Warum kratzt der Hund am Bett vor dem Schlafen? – Tägliche Rituale
Wenn du beobachtest, dass dein Hund vor dem Schlafengehen am Bett kratzt, sich im Kreis dreht oder eine kleine Mulde tritt, sei beruhigt – das ist hauptsächlich instinktiv und völlig natürlich. Solche Rituale helfen dem Tier, den Schlafplatz vorzubereiten und sich sicher zu fühlen. Warum ist das so?

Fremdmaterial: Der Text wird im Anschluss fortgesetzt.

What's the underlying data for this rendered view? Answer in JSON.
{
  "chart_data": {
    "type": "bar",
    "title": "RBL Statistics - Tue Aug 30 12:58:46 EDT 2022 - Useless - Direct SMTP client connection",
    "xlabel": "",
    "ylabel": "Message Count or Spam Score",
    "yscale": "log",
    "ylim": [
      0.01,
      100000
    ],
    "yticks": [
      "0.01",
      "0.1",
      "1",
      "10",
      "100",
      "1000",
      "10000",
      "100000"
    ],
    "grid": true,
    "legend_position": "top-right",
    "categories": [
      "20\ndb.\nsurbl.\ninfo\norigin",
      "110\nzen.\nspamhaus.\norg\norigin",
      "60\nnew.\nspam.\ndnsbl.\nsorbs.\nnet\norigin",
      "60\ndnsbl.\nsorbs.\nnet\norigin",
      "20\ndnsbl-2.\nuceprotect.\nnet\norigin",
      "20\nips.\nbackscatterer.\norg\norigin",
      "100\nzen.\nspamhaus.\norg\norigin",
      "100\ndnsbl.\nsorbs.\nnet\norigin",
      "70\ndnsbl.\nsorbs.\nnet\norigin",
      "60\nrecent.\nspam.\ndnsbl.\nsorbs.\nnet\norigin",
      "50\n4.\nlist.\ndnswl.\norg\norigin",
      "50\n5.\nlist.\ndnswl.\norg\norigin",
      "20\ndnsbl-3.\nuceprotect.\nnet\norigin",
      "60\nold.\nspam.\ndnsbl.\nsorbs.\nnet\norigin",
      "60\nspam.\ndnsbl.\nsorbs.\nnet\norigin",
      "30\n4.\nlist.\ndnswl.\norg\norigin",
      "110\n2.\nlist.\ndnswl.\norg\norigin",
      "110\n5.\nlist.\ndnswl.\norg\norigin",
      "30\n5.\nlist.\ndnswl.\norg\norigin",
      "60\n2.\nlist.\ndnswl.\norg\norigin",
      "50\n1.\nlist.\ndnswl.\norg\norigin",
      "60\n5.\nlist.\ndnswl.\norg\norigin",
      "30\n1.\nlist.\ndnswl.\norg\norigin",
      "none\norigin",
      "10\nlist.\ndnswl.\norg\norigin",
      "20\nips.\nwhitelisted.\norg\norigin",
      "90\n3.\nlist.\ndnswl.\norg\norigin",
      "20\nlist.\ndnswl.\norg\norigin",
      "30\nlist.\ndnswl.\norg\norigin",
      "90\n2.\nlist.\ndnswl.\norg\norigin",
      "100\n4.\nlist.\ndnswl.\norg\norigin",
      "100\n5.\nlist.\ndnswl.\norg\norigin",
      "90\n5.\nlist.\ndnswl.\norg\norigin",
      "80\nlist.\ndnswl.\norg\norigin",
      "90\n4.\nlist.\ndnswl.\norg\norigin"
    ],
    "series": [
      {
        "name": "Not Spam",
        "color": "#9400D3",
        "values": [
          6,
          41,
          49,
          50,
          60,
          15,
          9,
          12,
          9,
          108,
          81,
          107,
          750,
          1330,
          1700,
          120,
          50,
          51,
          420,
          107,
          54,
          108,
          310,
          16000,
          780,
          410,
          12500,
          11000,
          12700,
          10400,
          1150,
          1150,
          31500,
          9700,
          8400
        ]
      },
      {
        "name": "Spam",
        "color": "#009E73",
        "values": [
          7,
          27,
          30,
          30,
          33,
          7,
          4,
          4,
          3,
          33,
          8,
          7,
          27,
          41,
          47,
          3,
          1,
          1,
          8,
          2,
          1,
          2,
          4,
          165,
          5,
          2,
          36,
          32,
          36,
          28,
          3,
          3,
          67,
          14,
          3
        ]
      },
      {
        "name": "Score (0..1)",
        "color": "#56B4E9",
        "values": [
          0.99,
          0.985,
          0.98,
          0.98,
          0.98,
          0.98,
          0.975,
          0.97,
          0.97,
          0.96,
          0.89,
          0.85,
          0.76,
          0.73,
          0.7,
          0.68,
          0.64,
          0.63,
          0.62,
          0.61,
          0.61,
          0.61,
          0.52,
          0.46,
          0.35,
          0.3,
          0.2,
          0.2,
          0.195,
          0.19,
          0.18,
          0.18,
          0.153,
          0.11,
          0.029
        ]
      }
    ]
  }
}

- Das Kratzen am Bett vor dem Schlafen stammt aus Zeiten, als Hunde ausschließlich im Freien lebten und sich selbst um ihren Schlafplatz kümmern mussten. Um sich vor Kälte zu schützen, traten und drückten sie den Boden fest, um eine weiche und sichere Stelle zum Ruhen zu schaffen. Dein Hund muss das heute nicht tun – Hundebetten sind bequem und bieten für jede Größe und Rasse passende Modelle. Doch die Gene sind stärker – die meisten Hunde kratzen oder treten ihr Bett, bevor sie einschlafen.
- Häufig ist auch das Drehen im Kreis vor dem Hinlegen. Früher bereiteten Hunde so ihre Schlafstelle vor – durch das Umtreten des Bodens wurde sie nicht nur bequemer, sondern sie vertrieben damit auch Insekten oder kleine Tiere. Das Drehen hilft außerdem, ihren Geruch intensiver zu hinterlassen und somit ein Gefühl der Sicherheit zu schaffen.
Wenn du also bemerkst, dass dein Hund am Bett, Teppich oder in der Decke kratzt oder gräbt, musst du dir keine Sorgen machen – das ist Teil seines natürlichen Verhaltens. Es gibt jedoch Situationen, in denen man genauer hinschauen sollte.
Kratzen im Bett – wann sollte man sich Sorgen machen?
Wenn dein Hund in seinem Bett oder auf Kissen kratzt, Decken verschiebt oder sich ständig im Kreis dreht, ist das in der Regel kein Grund zur Sorge. Du weißt jetzt, dass Hunde auf diese Weise instinktiv ihren Schlafplatz vorbereiten und ihr Revier mit Geruch markieren. Doch das ständige Kratzen oder Graben kann auch auf Unbehagen hindeuten. Wenn dein Hund Schwierigkeiten hat, sich hinzulegen oder unruhig wirkt, prüfe, ob das Bett wirklich zu ihm passt. Auf dem Markt gibt es Betten für große Hunde, Betten für mittelgroße Hunde sowie Betten für kleine Hunde und Betten für Welpen – sie unterscheiden sich in Größe und Aufbau, weshalb die richtige Wahl entscheidend ist.
Die Ursache für unruhigen Schlaf kann ein zu kleines, zu großes, zu hartes oder zu weiches Bett sein. Auch Hunde mit Gelenkproblemen empfinden dann oft Schmerzen beim Liegen. Wenn dein Hund also schwer zur Ruhe kommt oder sich oft hin und her legt, prüfe sowohl seine Gesundheit als auch die Beschaffenheit seines Betts.
Gewöhne deinen Hund von Anfang an daran, in seinem eigenen Bett zu schlafen. So weiß er, wo sein Platz ist – und du vermeidest, dass er in der Decke gräbt oder Möbel und Teppiche beschädigt.
Achte außerdem auf ausreichende Entspannung, Bewegung und Aktivität. Wenn dein Hund ausgelastet ist und sich wohlfühlt, wird er ruhiger und entspannter in seinem Bett schlafen.